Use a distributed cache to cluster your Spring remoting services

Add automatic discovery and clustering to Spring remoting

As enterprise computing enters the brave new world of service-oriented architecture (SOA), it becomes more and more important to seek new ways to describe, publish, and discover your services. The Web services-based approach does not offer automatic service discovery and often is too complex. New, lightweight development frameworks warrant new, lightweight approaches to service publishing.

Over the past several years, the Spring Framework has emerged as the de facto standard for developing simple, flexible, easy-to-configure J2EE applications. At the heart of Spring lies the Inversion of Control (IoC) principle. According to IoC, an application must be developed as a set of simple JavaBeans (or plain-old Java objects—POJOs), with a a lightweight IoC container wiring them together and setting the dependencies.

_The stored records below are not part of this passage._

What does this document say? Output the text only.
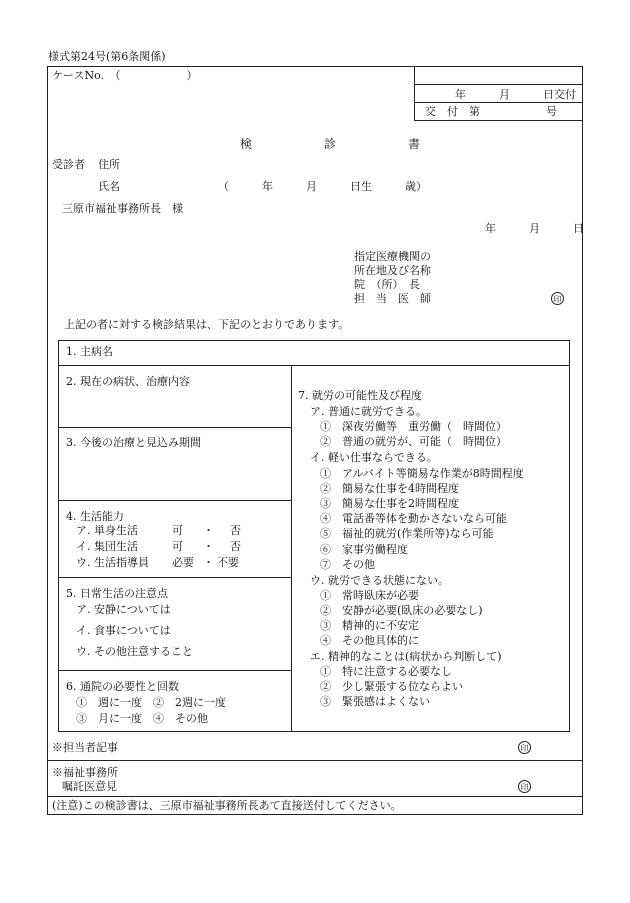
様式第24号(第6条関係)
ケースNo.　（　　　　　　）
年　　　月　　　日交付
交　付　第　　　　　　号
検　　　　　　診　　　　　　書
受診者 住所
氏名	（　　　年　　　月　　　日生　　　歳）
三原市福祉事務所長　様
年　　　月　　　日
指定医療機関の
所在地及び名称
院　（所）　長
担　当　医　師	印
上記の者に対する検診結果は、下記のとおりであります。
1. 主病名
2. 現在の病状、治療内容
3. 今後の治療と見込み期間
4. 生活能力
ア. 単身生活	可 ・ 否
イ. 集団生活	可 ・ 否
ウ. 生活指導員 必要 ・ 不要
5. 日常生活の注意点
ア. 安静については
イ. 食事については
ウ. その他注意すること
6. 通院の必要性と回数
①　週に一度　②　2週に一度
③　月に一度　④　その他
7. 就労の可能性及び程度
ア. 普通に就労できる。
①　深夜労働等　重労働（　時間位）
②　普通の就労が、可能（　時間位）
イ. 軽い仕事ならできる。
①　アルバイト等簡易な作業が8時間程度
②　簡易な仕事を4時間程度
③　簡易な仕事を2時間程度
④　電話番等体を動かさないなら可能
⑤　福祉的就労(作業所等)なら可能
⑥　家事労働程度
⑦　その他
ウ. 就労できる状態にない。
①　常時臥床が必要
②　安静が必要(臥床の必要なし)
③　精神的に不安定
④　その他具体的に
エ. 精神的なことは(病状から判断して)
①　特に注意する必要なし
②　少し緊張する位ならよい
③　緊張感はよくない
※担当者記事	印
※福祉事務所
嘱託医意見	印
(注意)この検診書は、三原市福祉事務所長あて直接送付してください。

In Spring's case, the container is configured via a set of bean definitions, typically captured in XML context files:

 <bean id="MyServiceBean" class="mypackage.MyServiceImpl">
   <property name="otherService" ref="OtherServiceBean"/>
</bean> 

Then, when the client code needs to use MyService, as defined in this Spring context, you do something like:

 MyServiceInterface service = (MyServiceInterface)context.getBean("MyServiceBean");
service.doSomething(); 

In addition to IoC, Spring provides literally hundreds of other services, coding conveniences, and "hooks" into standard APIs that ease the development of a modern Java server-side application. Whether your application uses heavy-lifting J2EE APIs such as Enterprise JavaBeans (EJB), Java Message Service (JMS), or Java Management Extensions (JMX), or utilizes one of the popular Model-View-Controller frameworks for building a Web interface, Spring offers you something to simplify your development efforts.

As the Spring Framework matures, more and more people are using it as a foundation for their large-scale enterprise projects. Spring has passed the test of development scalability and can be used as sort of "component glue" to put together complex distributed systems.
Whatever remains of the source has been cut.